Greasemonkey coming to Google Chrome

Posted on October 21, 2008 - 00:12 by Christian Zibreg

 

The immensely popular Greasemonkey add-on for Firefox users is coming to Google Chrome thanks to Aaron Boodman, who developed Greasemonkey in the first place. Boodman works at Google on the Gears project has contributed to the development of what will become a native Greasemonkey support rolled out in future Chrome versions. It is part of a broader Google move to enable more plug-ins in Chrome and introduce a new extensions API to open Chrome to third-party add-ons.

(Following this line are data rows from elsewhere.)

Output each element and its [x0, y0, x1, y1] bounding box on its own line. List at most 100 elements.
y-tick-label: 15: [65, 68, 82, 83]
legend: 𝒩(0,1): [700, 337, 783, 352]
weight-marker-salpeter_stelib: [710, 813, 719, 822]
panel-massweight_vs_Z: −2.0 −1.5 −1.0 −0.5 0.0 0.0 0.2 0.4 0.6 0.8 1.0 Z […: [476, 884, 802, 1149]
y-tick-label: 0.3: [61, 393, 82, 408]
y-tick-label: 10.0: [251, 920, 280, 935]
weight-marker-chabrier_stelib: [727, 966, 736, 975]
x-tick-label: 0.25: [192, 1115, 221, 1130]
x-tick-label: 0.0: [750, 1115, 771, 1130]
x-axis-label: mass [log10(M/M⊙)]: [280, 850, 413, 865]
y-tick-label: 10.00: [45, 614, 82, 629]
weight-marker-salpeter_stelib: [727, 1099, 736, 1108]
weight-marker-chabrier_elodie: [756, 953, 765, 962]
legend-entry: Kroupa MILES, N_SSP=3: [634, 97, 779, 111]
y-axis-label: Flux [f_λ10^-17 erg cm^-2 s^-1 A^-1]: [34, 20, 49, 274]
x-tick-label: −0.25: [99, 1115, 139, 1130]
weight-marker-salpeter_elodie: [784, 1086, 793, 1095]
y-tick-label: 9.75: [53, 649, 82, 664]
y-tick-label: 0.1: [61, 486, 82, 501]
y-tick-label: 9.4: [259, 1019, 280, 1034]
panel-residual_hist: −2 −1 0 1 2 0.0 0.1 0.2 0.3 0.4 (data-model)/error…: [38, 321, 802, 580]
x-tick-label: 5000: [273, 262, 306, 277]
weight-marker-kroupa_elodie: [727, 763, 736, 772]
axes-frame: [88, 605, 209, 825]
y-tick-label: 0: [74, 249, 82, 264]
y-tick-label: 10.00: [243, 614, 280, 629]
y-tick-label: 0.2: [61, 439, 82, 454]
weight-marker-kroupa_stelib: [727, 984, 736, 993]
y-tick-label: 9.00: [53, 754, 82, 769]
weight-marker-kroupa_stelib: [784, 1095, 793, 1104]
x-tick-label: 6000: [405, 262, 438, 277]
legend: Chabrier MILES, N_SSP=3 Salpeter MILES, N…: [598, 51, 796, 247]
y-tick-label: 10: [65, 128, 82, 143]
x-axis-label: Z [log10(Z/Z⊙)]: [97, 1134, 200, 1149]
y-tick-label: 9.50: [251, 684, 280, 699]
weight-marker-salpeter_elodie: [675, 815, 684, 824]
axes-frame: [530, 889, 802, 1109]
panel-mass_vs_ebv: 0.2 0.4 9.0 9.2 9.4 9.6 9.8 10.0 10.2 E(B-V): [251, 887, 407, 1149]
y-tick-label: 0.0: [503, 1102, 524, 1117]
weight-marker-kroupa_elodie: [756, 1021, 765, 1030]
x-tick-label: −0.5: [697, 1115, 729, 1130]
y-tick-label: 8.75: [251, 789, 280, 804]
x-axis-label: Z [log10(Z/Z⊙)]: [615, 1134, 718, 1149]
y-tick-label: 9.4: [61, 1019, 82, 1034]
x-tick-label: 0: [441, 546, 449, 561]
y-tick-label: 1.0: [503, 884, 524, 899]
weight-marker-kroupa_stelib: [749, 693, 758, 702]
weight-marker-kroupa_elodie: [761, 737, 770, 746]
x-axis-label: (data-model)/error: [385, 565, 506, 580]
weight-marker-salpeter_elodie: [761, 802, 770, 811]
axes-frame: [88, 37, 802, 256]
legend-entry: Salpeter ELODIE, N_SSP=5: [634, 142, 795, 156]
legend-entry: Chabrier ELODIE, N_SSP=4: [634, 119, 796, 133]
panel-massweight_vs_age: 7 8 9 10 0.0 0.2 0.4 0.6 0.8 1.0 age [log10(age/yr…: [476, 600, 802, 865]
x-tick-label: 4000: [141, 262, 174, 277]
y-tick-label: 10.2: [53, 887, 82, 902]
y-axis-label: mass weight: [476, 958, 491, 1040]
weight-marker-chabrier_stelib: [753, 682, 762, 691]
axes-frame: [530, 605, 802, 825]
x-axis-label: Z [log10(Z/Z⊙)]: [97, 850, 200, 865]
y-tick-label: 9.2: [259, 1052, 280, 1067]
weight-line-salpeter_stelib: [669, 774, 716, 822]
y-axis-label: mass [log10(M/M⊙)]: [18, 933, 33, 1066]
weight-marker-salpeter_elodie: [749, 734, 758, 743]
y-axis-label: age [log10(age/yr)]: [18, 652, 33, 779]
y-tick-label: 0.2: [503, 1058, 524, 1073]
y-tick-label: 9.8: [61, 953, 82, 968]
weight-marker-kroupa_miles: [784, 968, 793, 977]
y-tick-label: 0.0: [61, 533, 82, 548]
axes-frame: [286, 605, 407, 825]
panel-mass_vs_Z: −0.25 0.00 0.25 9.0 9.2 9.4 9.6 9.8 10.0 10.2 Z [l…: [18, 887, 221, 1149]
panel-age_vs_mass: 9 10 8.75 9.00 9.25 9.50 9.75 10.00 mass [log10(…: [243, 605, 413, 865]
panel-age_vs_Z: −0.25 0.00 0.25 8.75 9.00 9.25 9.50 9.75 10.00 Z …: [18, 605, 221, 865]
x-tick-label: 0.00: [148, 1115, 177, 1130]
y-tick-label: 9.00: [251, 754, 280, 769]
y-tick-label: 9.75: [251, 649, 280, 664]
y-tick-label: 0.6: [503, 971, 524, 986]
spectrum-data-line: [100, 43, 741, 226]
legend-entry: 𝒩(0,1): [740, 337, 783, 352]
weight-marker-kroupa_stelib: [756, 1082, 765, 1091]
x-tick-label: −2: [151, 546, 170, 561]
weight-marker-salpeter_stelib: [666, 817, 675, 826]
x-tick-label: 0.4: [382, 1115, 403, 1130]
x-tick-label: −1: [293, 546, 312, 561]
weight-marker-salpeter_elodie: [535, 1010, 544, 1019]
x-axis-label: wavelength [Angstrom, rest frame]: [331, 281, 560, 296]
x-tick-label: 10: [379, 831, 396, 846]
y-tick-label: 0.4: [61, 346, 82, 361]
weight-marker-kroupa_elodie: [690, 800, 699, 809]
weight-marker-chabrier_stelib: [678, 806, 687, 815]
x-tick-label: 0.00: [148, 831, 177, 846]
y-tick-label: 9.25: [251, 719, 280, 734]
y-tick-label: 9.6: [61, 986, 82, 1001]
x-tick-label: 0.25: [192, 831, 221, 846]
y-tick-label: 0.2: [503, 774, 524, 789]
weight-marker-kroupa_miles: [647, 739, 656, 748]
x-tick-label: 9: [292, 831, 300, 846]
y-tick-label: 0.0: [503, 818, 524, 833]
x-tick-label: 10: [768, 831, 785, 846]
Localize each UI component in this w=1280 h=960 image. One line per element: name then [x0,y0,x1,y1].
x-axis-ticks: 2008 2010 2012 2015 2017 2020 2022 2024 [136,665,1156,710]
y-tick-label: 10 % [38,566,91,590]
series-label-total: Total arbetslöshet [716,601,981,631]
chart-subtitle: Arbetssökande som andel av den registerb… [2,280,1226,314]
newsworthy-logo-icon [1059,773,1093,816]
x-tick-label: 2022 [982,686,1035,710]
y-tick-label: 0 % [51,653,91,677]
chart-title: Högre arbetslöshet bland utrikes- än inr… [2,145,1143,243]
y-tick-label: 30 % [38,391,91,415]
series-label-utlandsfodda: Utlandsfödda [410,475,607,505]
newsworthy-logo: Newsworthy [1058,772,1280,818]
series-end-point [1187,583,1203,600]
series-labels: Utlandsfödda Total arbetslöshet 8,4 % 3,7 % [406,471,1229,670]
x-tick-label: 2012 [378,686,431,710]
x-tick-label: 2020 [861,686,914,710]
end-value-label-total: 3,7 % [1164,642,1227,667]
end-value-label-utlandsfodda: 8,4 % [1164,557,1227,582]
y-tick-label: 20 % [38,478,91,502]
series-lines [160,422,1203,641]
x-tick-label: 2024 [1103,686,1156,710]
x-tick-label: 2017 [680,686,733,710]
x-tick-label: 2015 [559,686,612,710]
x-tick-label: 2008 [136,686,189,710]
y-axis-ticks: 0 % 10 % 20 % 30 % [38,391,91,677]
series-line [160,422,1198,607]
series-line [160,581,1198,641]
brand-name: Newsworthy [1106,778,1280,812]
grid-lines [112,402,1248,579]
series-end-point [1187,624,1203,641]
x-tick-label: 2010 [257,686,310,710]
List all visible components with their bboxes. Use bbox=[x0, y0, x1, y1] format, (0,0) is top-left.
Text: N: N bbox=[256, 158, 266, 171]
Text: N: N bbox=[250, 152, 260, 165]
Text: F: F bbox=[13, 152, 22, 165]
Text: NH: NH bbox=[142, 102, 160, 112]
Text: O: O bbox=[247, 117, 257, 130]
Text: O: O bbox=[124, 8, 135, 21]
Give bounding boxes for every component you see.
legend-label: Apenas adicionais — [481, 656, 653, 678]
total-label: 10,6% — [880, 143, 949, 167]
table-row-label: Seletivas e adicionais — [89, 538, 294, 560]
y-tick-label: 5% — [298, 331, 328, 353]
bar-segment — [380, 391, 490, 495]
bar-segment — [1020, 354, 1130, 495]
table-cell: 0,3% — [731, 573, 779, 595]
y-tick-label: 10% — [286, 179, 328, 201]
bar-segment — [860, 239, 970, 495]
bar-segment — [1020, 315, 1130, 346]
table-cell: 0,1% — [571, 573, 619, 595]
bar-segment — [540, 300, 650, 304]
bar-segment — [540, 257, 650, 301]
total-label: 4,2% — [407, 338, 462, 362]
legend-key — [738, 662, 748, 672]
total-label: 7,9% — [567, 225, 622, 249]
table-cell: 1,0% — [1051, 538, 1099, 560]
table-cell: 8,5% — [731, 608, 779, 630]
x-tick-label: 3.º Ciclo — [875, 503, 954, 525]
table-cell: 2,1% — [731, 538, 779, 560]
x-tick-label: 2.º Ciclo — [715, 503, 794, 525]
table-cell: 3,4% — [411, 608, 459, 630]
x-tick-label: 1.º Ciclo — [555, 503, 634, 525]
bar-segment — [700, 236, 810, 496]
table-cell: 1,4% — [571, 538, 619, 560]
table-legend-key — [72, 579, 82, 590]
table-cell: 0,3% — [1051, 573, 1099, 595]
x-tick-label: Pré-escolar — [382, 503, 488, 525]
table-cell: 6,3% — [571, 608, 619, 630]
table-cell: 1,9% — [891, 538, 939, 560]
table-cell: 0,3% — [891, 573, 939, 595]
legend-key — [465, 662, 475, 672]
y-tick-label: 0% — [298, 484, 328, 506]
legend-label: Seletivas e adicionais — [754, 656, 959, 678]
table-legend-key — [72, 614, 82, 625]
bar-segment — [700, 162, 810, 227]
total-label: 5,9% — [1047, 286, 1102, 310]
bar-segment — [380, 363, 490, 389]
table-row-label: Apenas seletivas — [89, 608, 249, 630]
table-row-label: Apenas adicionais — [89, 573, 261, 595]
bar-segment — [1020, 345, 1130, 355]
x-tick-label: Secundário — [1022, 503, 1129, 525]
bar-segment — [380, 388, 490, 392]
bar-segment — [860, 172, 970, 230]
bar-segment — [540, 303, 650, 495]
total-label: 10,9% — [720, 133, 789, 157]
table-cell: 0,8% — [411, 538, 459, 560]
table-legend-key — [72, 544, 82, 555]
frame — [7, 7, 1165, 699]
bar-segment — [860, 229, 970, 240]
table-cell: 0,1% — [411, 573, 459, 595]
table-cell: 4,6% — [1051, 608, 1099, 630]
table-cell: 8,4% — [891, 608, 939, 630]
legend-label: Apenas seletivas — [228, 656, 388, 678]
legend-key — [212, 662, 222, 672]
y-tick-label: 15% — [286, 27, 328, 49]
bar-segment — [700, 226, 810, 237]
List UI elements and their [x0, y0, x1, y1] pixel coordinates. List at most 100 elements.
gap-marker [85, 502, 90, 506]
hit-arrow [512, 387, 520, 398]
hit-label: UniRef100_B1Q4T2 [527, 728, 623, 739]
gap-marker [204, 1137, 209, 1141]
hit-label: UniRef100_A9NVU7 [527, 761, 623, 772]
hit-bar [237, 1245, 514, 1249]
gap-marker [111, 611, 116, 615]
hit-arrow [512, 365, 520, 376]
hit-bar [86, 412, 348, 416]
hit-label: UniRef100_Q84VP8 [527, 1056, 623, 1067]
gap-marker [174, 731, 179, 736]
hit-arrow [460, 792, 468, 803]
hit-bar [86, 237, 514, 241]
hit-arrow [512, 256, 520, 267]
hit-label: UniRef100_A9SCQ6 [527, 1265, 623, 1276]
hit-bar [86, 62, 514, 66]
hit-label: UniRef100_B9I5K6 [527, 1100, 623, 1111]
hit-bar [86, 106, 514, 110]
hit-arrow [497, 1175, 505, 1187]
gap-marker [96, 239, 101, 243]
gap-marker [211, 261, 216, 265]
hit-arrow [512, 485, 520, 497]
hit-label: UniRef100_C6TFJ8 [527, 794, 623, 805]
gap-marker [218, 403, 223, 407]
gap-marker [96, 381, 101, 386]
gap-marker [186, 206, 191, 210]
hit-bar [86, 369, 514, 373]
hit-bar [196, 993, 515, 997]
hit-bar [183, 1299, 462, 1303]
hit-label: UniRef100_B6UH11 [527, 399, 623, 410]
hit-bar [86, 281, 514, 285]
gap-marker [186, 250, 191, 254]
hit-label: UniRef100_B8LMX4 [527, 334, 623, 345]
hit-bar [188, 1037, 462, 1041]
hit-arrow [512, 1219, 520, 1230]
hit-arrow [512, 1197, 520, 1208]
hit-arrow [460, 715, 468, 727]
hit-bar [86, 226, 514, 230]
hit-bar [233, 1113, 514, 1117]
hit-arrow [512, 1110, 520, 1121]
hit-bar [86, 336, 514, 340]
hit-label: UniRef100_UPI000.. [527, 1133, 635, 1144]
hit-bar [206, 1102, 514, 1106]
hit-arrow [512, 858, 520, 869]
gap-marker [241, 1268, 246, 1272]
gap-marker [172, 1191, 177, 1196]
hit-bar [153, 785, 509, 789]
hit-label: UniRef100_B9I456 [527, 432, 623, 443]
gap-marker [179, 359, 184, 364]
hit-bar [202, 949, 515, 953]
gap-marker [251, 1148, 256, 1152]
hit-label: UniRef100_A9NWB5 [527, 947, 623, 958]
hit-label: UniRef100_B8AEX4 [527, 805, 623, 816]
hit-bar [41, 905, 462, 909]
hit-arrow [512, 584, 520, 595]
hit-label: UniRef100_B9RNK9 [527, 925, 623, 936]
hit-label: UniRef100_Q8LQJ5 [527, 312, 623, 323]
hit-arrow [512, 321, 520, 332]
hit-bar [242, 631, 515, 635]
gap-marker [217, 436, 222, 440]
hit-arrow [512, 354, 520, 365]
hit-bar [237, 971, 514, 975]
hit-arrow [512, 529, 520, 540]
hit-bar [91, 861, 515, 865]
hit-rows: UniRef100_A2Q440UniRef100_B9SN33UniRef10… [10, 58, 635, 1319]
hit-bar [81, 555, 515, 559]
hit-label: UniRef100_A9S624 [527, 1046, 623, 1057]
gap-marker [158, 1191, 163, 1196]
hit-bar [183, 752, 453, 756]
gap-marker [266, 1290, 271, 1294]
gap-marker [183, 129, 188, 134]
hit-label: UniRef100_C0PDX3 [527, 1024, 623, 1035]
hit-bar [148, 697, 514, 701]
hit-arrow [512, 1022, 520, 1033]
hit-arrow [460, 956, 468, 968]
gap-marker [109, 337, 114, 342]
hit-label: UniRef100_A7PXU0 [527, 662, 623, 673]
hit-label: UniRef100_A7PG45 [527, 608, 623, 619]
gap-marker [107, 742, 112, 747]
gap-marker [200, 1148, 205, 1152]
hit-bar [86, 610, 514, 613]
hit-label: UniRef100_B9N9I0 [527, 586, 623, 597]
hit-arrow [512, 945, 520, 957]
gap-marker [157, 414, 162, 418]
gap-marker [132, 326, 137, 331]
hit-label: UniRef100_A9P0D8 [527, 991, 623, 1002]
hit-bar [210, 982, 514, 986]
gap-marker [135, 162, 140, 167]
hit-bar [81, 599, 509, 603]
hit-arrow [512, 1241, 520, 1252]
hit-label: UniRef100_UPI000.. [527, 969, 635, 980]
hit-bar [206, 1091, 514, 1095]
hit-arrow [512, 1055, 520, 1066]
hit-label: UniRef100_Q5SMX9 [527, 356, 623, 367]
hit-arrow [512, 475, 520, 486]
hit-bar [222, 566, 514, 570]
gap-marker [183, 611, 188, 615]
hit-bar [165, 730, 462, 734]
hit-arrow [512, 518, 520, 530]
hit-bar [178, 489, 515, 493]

Greasemonkey support currently exists only in open source developer Chrome builds called Chromium and will be introduced in future shipping consumer versions of Chrome, Boodman said. Those who want to try it out today need to grab a copy of the Google Chrome Channel Chooser tool available at the Dev Channel site. The application offers a choice between a beta channel for access to less frequent, but more stable Chrome releases or the developer channel that publishes Chrome builds every week with new features that are yet to appear in the shipping version of Chrome. Chromium builds can be run with Greasemonkey through the "--enable-greasemonkey" option.

Google plans to roll out Greasemonkey support in the near future in a public version of Chrome and add functionality such as live scripts updating and restricting a script to a particular site.